Some owners, especially those in low-revenue areas, say a cap would give smaller markets a fair shot at signing top talent.

“There’s no question that, a market like Pittsburgh, a salary cap would be advantageous,” Pirates owner Bob Nutting said.

The Yankees’ offseason spending spree has sparked renewed talk of a cap, an issue owners haven’t brought up in negotiations since the disastrous 1994-95 strike that wiped out the World Series for the first time in 90 years. But not all owners are critical of the Yankees’ acquisition of pitchers CC Sabathia and A.J. Burnett and infielder Mark Teixeira.

“I have no problem with what they’ve done,” Kenney said. “They’ve done it within the rules, within the confines of our agreement.

“And if you look at the reality there, they’ve got a $1.3 billion stadium coming online,” Kenney said. “They were probably relying on Wall Street to fill a lot of those seats. And they missed the playoffs for the first time in 13 years. So their reaction is probably similar to what I would do, which is, you’ve got to put a compelling product on the field when you open the doors of that new ballpark, and that’s what they did.”

Wolff’s team recently agreed to a one-year, $5.25 million year with Jason Giambi, who had bolted Oakland after the 2001 season to sign a $120 million, seven-year contract with the Yankees.

Asked if the Yankees’ spending concerned him, Wolff replied, “I probably should say it does, but to me it doesn’t because, frankly, the more visible they are — they are baseball, traditionally. And they’re not doing anything different than they’ve done traditionally for years.

“I think they benefit all of us more than they hurt us,” Wolff said.

Indeed, New York’s luxury tax payment — $26,862,702 — was just $141,000 shy of the Florida Marlins’ entire 2008 payroll, which came to $27,003,450.

Attanasio said he wasn’t bitter because the Yankees outbid Milwaukee for Sabathia, who joined the Brewers in midseason and helped pitched them into the playoffs.

“There’s no sour grapes here,” Attanasio said. “The Yankees are playing within the rules of the system. So you can’t blame the team. You have to change the system.”

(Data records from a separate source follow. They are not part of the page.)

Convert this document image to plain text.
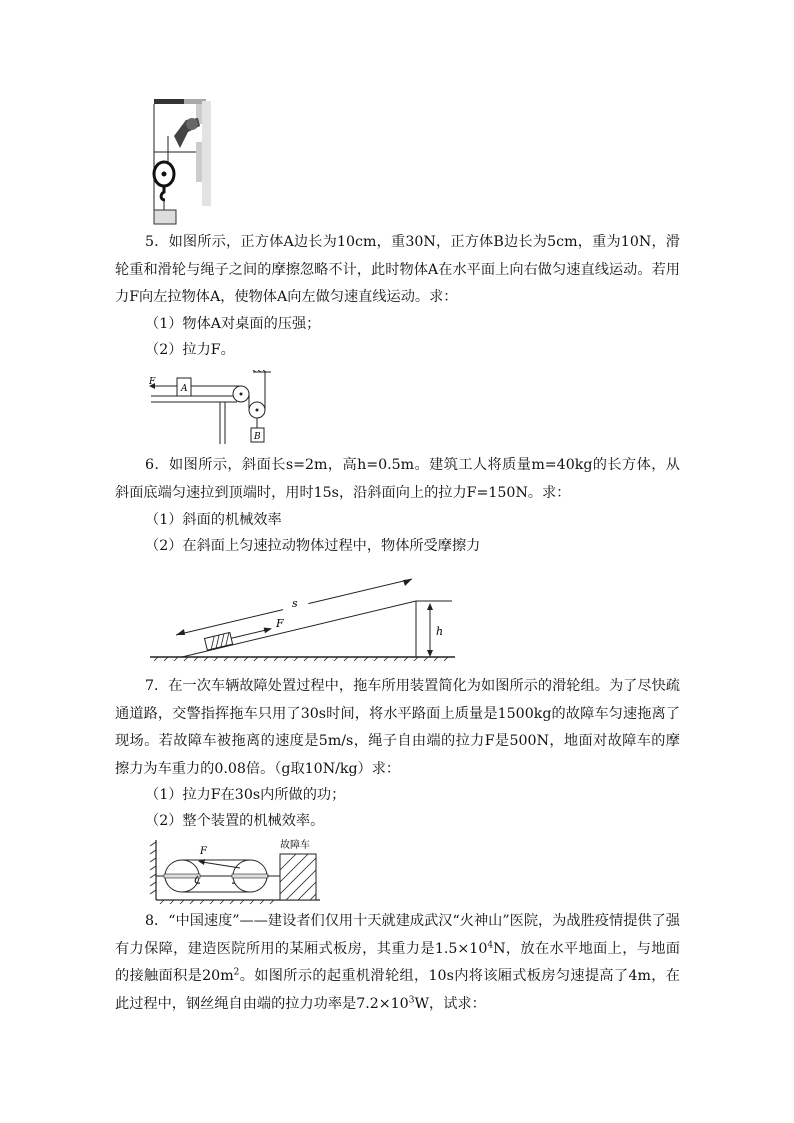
5．如图所示，正方体A边长为10cm，重30N，正方体B边长为5cm，重为10N，滑轮重和滑轮与绳子之间的摩擦忽略不计，此时物体A在水平面上向右做匀速直线运动。若用力F向左拉物体A，使物体A向左做匀速直线运动。求：

（1）物体A对桌面的压强；

（2）拉力F。

F
A
B

6．如图所示，斜面长s=2m，高h=0.5m。建筑工人将质量m=40kg的长方体，从斜面底端匀速拉到顶端时，用时15s，沿斜面向上的拉力F=150N。求：

（1）斜面的机械效率

（2）在斜面上匀速拉动物体过程中，物体所受摩擦力

s
F
h

7．在一次车辆故障处置过程中，拖车所用装置简化为如图所示的滑轮组。为了尽快疏通道路，交警指挥拖车只用了30s时间，将水平路面上质量是1500kg的故障车匀速拖离了现场。若故障车被拖离的速度是5m/s，绳子自由端的拉力F是500N，地面对故障车的摩擦力为车重力的0.08倍。（g取10N/kg）求：

（1）拉力F在30s内所做的功；

（2）整个装置的机械效率。

F
故障车

8．“中国速度”——建设者们仅用十天就建成武汉“火神山”医院，为战胜疫情提供了强有力保障，建造医院所用的某厢式板房，其重力是$1.5\times 10^4N$，放在水平地面上，与地面的接触面积是$20m^2$。如图所示的起重机滑轮组，10s内将该厢式板房匀速提高了4m，在此过程中，钢丝绳自由端的拉力功率是$7.2\times 10^3W$，试求：
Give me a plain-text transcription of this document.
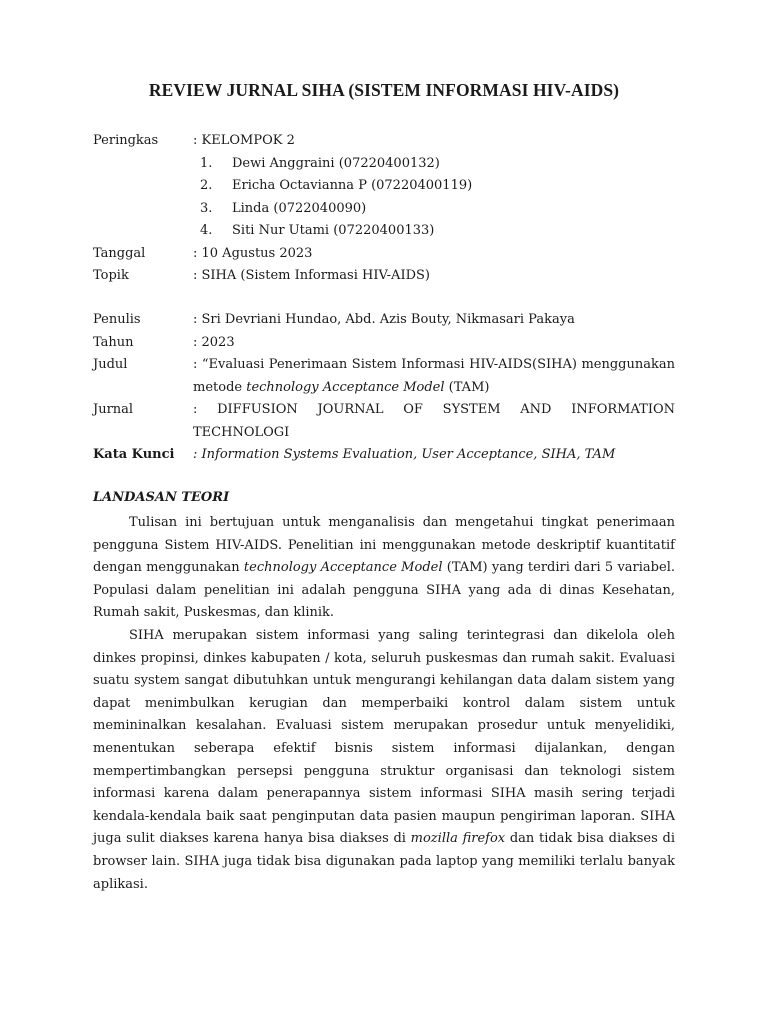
REVIEW JURNAL SIHA (SISTEM INFORMASI HIV-AIDS)
Peringkas	: KELOMPOK 2
1.	Dewi Anggraini (07220400132)
2.	Ericha Octavianna P (07220400119)
3.	Linda (0722040090)
4.	Siti Nur Utami (07220400133)
Tanggal	: 10 Agustus 2023
Topik	: SIHA (Sistem Informasi HIV-AIDS)
Penulis	: Sri Devriani Hundao, Abd. Azis Bouty, Nikmasari Pakaya
Tahun	: 2023
Judul	: “Evaluasi Penerimaan Sistem Informasi HIV-AIDS(SIHA) menggunakan
metode technology Acceptance Model (TAM)
Jurnal	: DIFFUSION JOURNAL OF SYSTEM AND INFORMATION
TECHNOLOGI
Kata Kunci	: Information Systems Evaluation, User Acceptance, SIHA, TAM
LANDASAN TEORI

Tulisan ini bertujuan untuk menganalisis dan mengetahui tingkat penerimaan pengguna Sistem HIV-AIDS. Penelitian ini menggunakan metode deskriptif kuantitatif dengan menggunakan technology Acceptance Model (TAM) yang terdiri dari 5 variabel. Populasi dalam penelitian ini adalah pengguna SIHA yang ada di dinas Kesehatan, Rumah sakit, Puskesmas, dan klinik.

SIHA merupakan sistem informasi yang saling terintegrasi dan dikelola oleh dinkes propinsi, dinkes kabupaten / kota, seluruh puskesmas dan rumah sakit. Evaluasi suatu system sangat dibutuhkan untuk mengurangi kehilangan data dalam sistem yang dapat menimbulkan kerugian dan memperbaiki kontrol dalam sistem untuk memininalkan kesalahan. Evaluasi sistem merupakan prosedur untuk menyelidiki, menentukan seberapa efektif bisnis sistem informasi dijalankan, dengan mempertimbangkan persepsi pengguna struktur organisasi dan teknologi sistem informasi karena dalam penerapannya sistem informasi SIHA masih sering terjadi kendala-kendala baik saat penginputan data pasien maupun pengiriman laporan. SIHA juga sulit diakses karena hanya bisa diakses di mozilla firefox dan tidak bisa diakses di browser lain. SIHA juga tidak bisa digunakan pada laptop yang memiliki terlalu banyak aplikasi.
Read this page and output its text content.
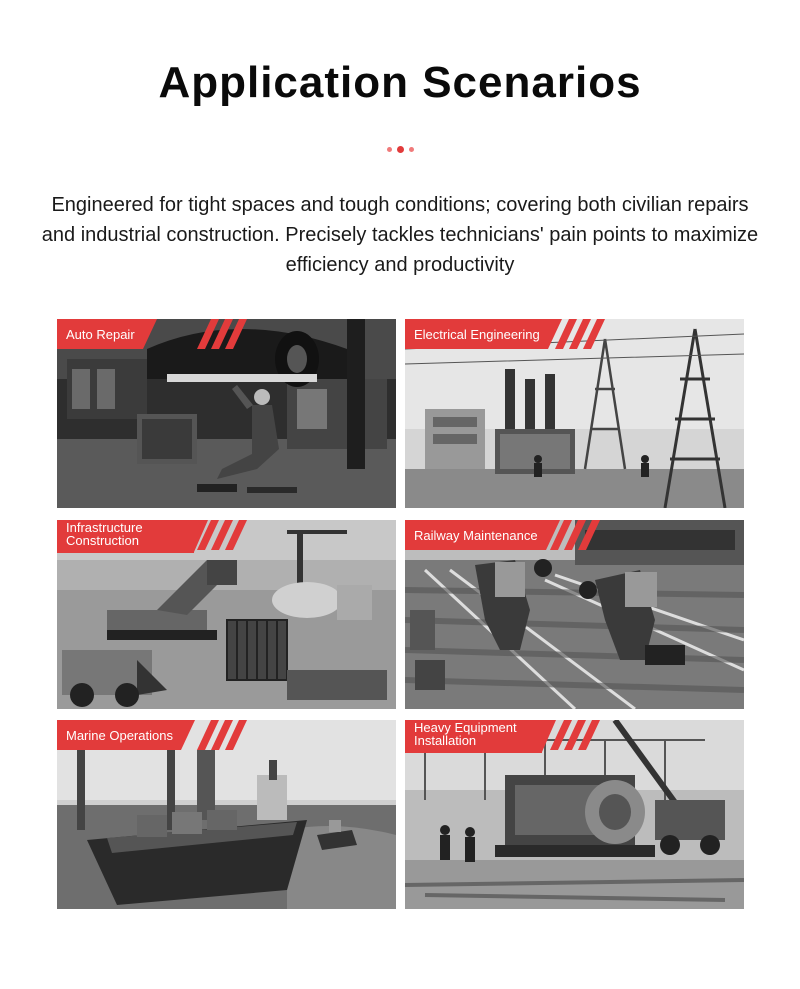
Application Scenarios

Engineered for tight spaces and tough conditions; covering both civilian repairs and industrial construction. Precisely tackles technicians' pain points to maximize efficiency and productivity

Auto Repair	Electrical Engineering
Infrastructure Construction	Railway Maintenance
Marine Operations	Heavy Equipment Installation
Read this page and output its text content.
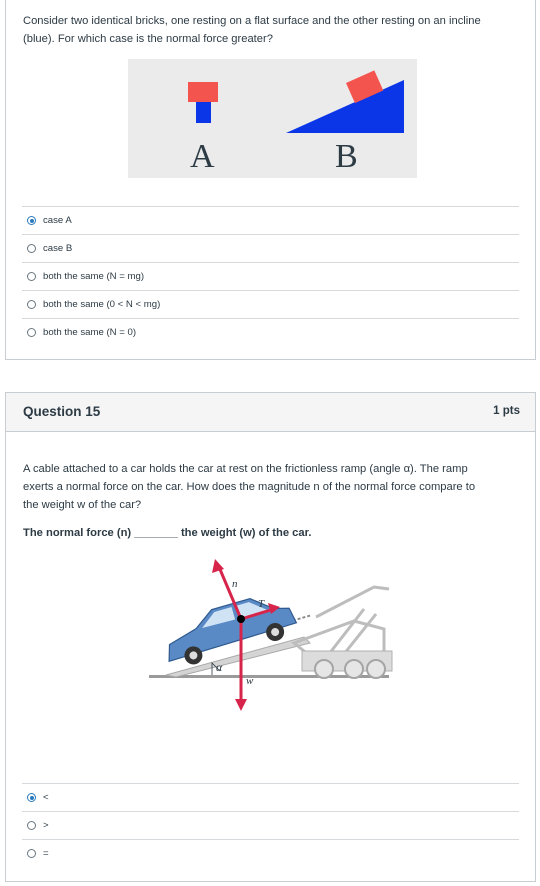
Consider two identical bricks, one resting on a flat surface and the other resting on an incline
(blue). For which case is the normal force greater?
A	B
case A
case B
both the same (N = mg)
both the same (0 < N < mg)
both the same (N = 0)
Question 15	1 pts
A cable attached to a car holds the car at rest on the frictionless ramp (angle α). The ramp
exerts a normal force on the car. How does the magnitude n of the normal force compare to
the weight w of the car?
The normal force (n) _______ the weight (w) of the car.
n
T
w
α
<
>
=
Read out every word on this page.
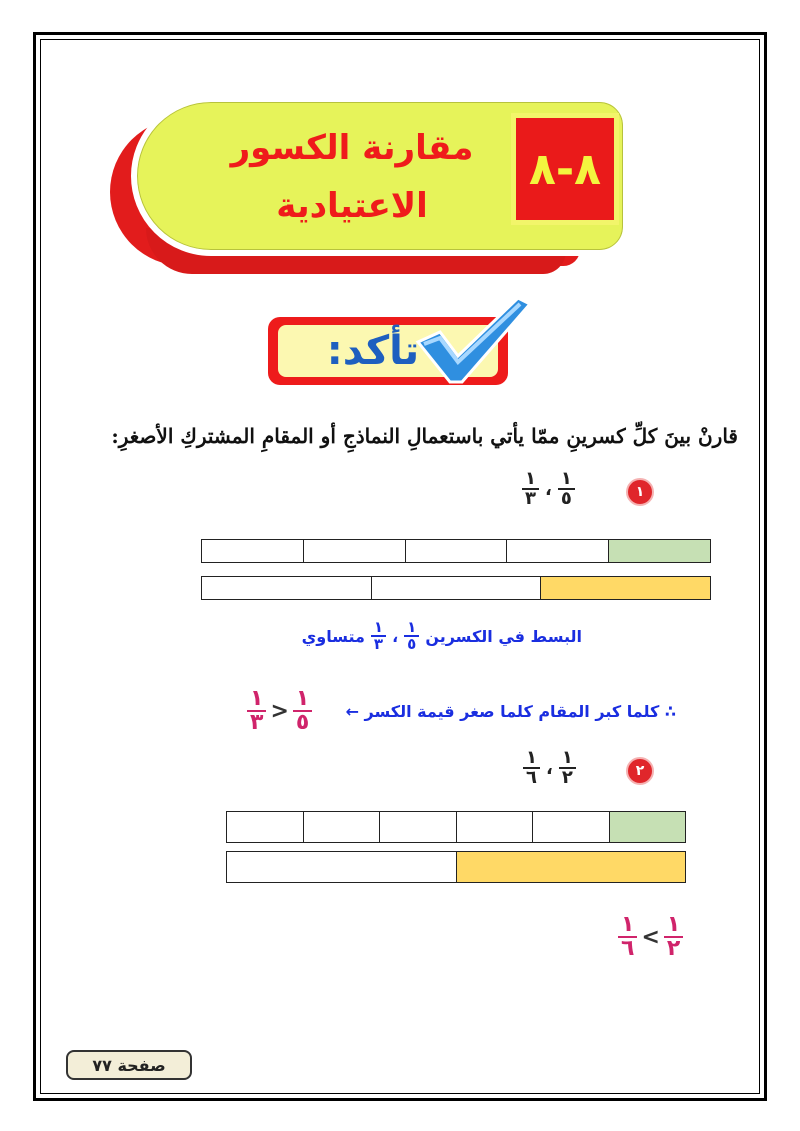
٨-٨
مقارنة الكسور
الاعتيادية
تأكد:
قارنْ بينَ كلِّ كسرينِ ممّا يأتي باستعمالِ النماذجِ أو المقامِ المشتركِ الأصغرِ:
١
$\frac{١}{٥}$
،
$\frac{١}{٣}$
البسط في الكسرين
$\frac{١}{٥}$
،
$\frac{١}{٣}$
متساوي
∴ كلما كبر المقام كلما صغر قيمة الكسر ←
$\frac{١}{٣} > \frac{١}{٥}$
٢
$\frac{١}{٢}$
،
$\frac{١}{٦}$
$\frac{١}{٦} < \frac{١}{٢}$
صفحة ٧٧
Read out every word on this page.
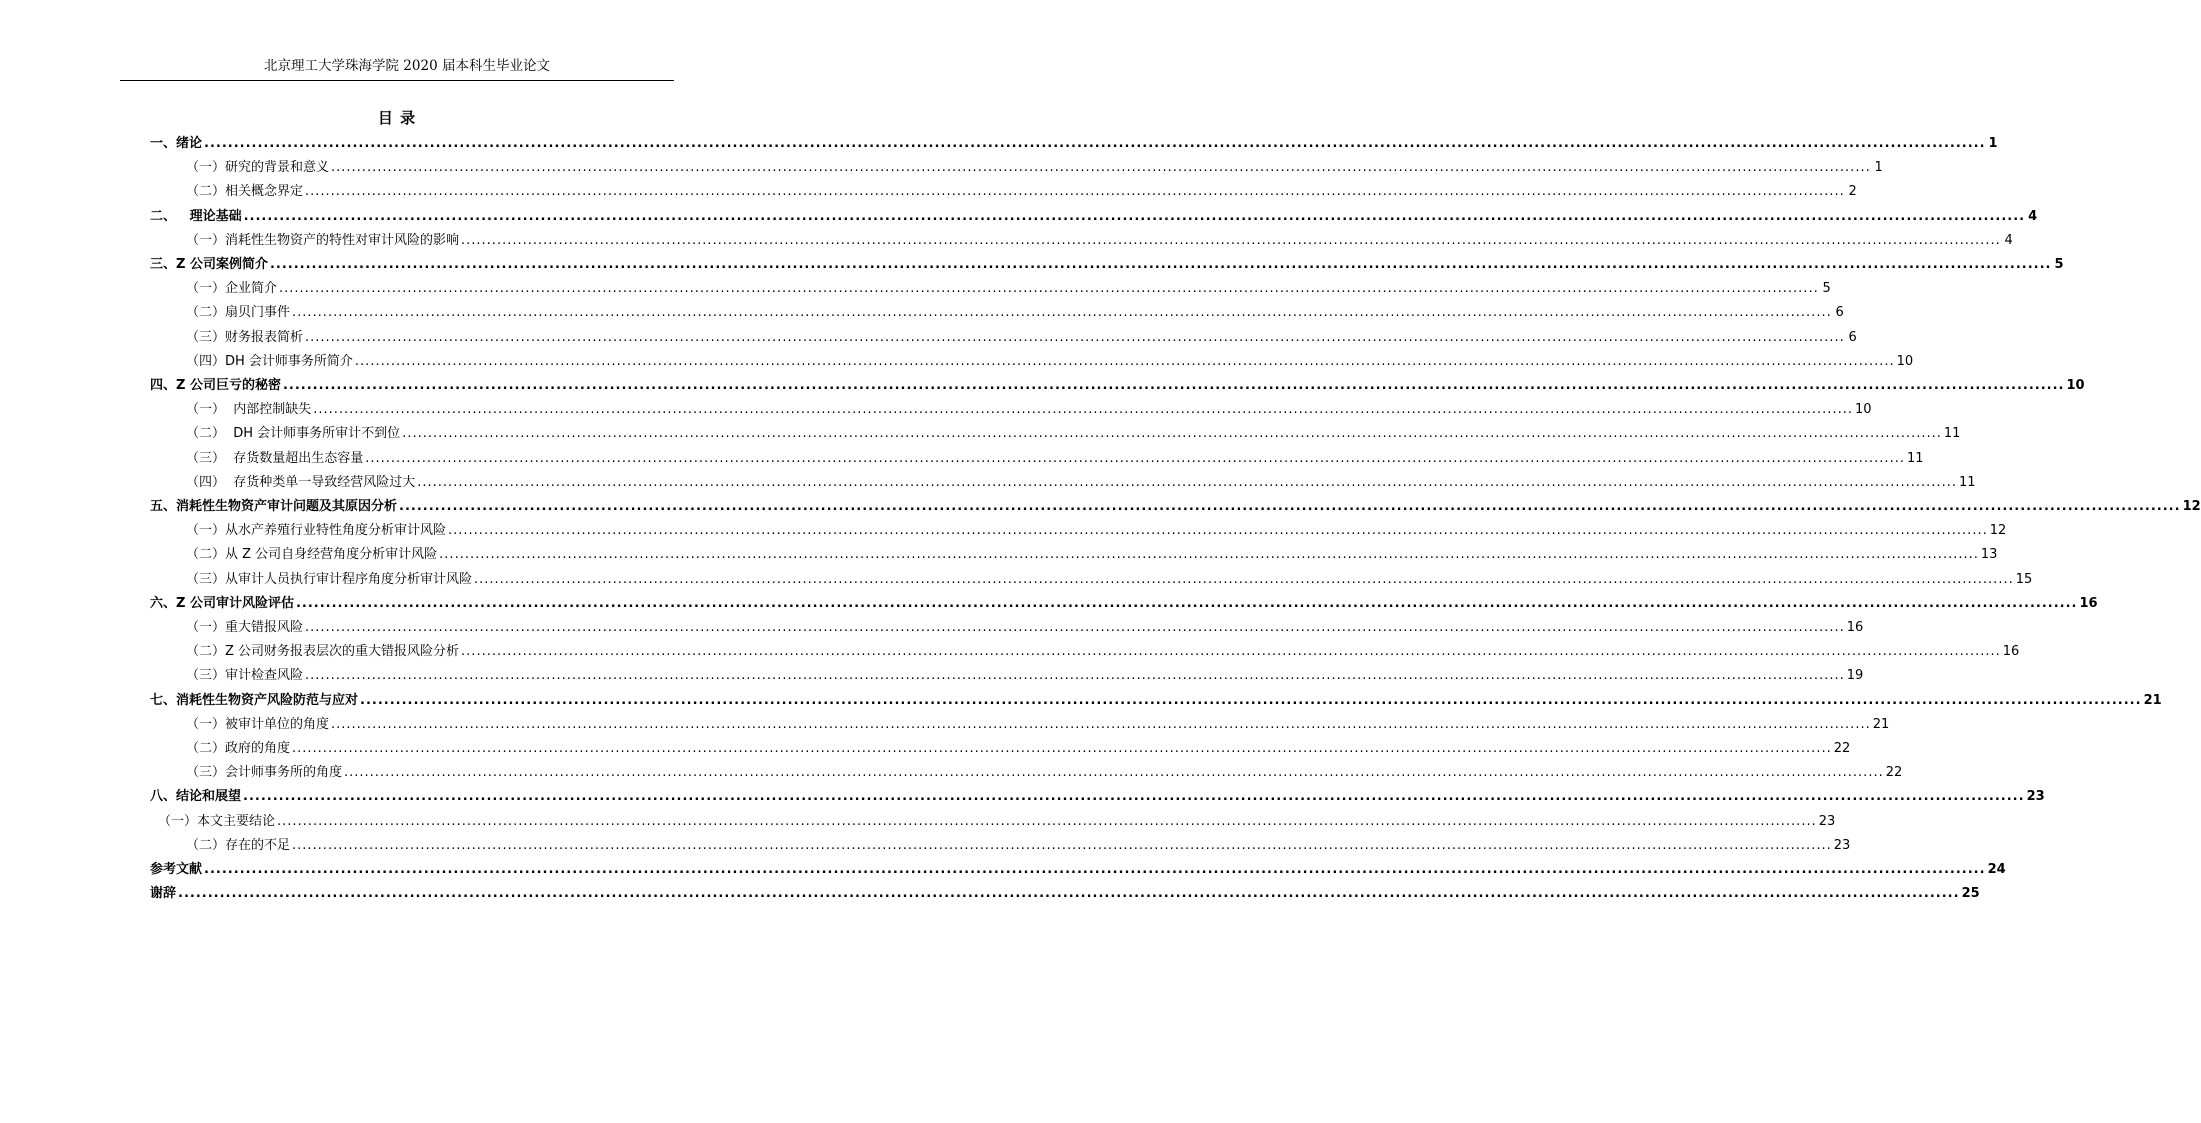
北京理工大学珠海学院 2020 届本科生毕业论文
目 录
一、绪论 ............................................................................................................................................................................................................................................................................................................ 1
（一）研究的背景和意义 ............................................................................................................................................................................................................................................................................................................ 1
（二）相关概念界定 ............................................................................................................................................................................................................................................................................................................ 2
二、   理论基础 ............................................................................................................................................................................................................................................................................................................ 4
（一）消耗性生物资产的特性对审计风险的影响 ............................................................................................................................................................................................................................................................................................................ 4
三、Z 公司案例简介 ............................................................................................................................................................................................................................................................................................................ 5
（一）企业简介 ............................................................................................................................................................................................................................................................................................................ 5
（二）扇贝门事件 ............................................................................................................................................................................................................................................................................................................ 6
（三）财务报表简析 ............................................................................................................................................................................................................................................................................................................ 6
（四）DH 会计师事务所简介 ............................................................................................................................................................................................................................................................................................................ 10
四、Z 公司巨亏的秘密 ............................................................................................................................................................................................................................................................................................................ 10
（一）  内部控制缺失 ............................................................................................................................................................................................................................................................................................................ 10
（二）  DH 会计师事务所审计不到位 ............................................................................................................................................................................................................................................................................................................ 11
（三）  存货数量超出生态容量 ............................................................................................................................................................................................................................................................................................................ 11
（四）  存货种类单一导致经营风险过大 ............................................................................................................................................................................................................................................................................................................ 11
五、消耗性生物资产审计问题及其原因分析 ............................................................................................................................................................................................................................................................................................................ 12
（一）从水产养殖行业特性角度分析审计风险 ............................................................................................................................................................................................................................................................................................................ 12
（二）从 Z 公司自身经营角度分析审计风险 ............................................................................................................................................................................................................................................................................................................ 13
（三）从审计人员执行审计程序角度分析审计风险 ............................................................................................................................................................................................................................................................................................................ 15
六、Z 公司审计风险评估 ............................................................................................................................................................................................................................................................................................................ 16
（一）重大错报风险 ............................................................................................................................................................................................................................................................................................................ 16
（二）Z 公司财务报表层次的重大错报风险分析 ............................................................................................................................................................................................................................................................................................................ 16
（三）审计检查风险 ............................................................................................................................................................................................................................................................................................................ 19
七、消耗性生物资产风险防范与应对 ............................................................................................................................................................................................................................................................................................................ 21
（一）被审计单位的角度 ............................................................................................................................................................................................................................................................................................................ 21
（二）政府的角度 ............................................................................................................................................................................................................................................................................................................ 22
（三）会计师事务所的角度 ............................................................................................................................................................................................................................................................................................................ 22
八、结论和展望 ............................................................................................................................................................................................................................................................................................................ 23
（一）本文主要结论 ............................................................................................................................................................................................................................................................................................................ 23
（二）存在的不足 ............................................................................................................................................................................................................................................................................................................ 23
参考文献 ............................................................................................................................................................................................................................................................................................................ 24
谢辞 ............................................................................................................................................................................................................................................................................................................ 25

Attanasio said a salary cap would make it easier for owners to control their payrolls.

“Obviously, by definition, if you have a salary cap you have some cost certainty because there are very clear parameters,” Attanasio said. “So I think there are some merits to it.”

One argument against a salary cap is the recent success of low-payroll clubs in the postseason.

Last fall, the Tampa Bay Rays made it to the World Series for the first time despite having the 28th-highest payroll — $51 million, or about $171 million less than the Yankees. In 2007, the low-budget Colorado Rockies won the NL pennant. And the perennially pinched Marlins have won a World Series more recently than the Yankees.

It may take more than a salary cap to help Nutting’s Pirates, who have had 16 consecutive losing seasons, tying the 1933-48 Philadelphia Phillies as the longest-running losers in major American professional team sports.

“You see opportunities, whether it was Tampa Bay, whether it was Colorado the year before, there certainly is a model that teams with lower payrolls, smaller markets have succeeded, can succeed, and that’s where we need to focus our attention,” Nutting said. “We need to find ways to succeed in the current economic environment, and we’re not going to use the hope of a salary cap as a crutch or as an excuse.”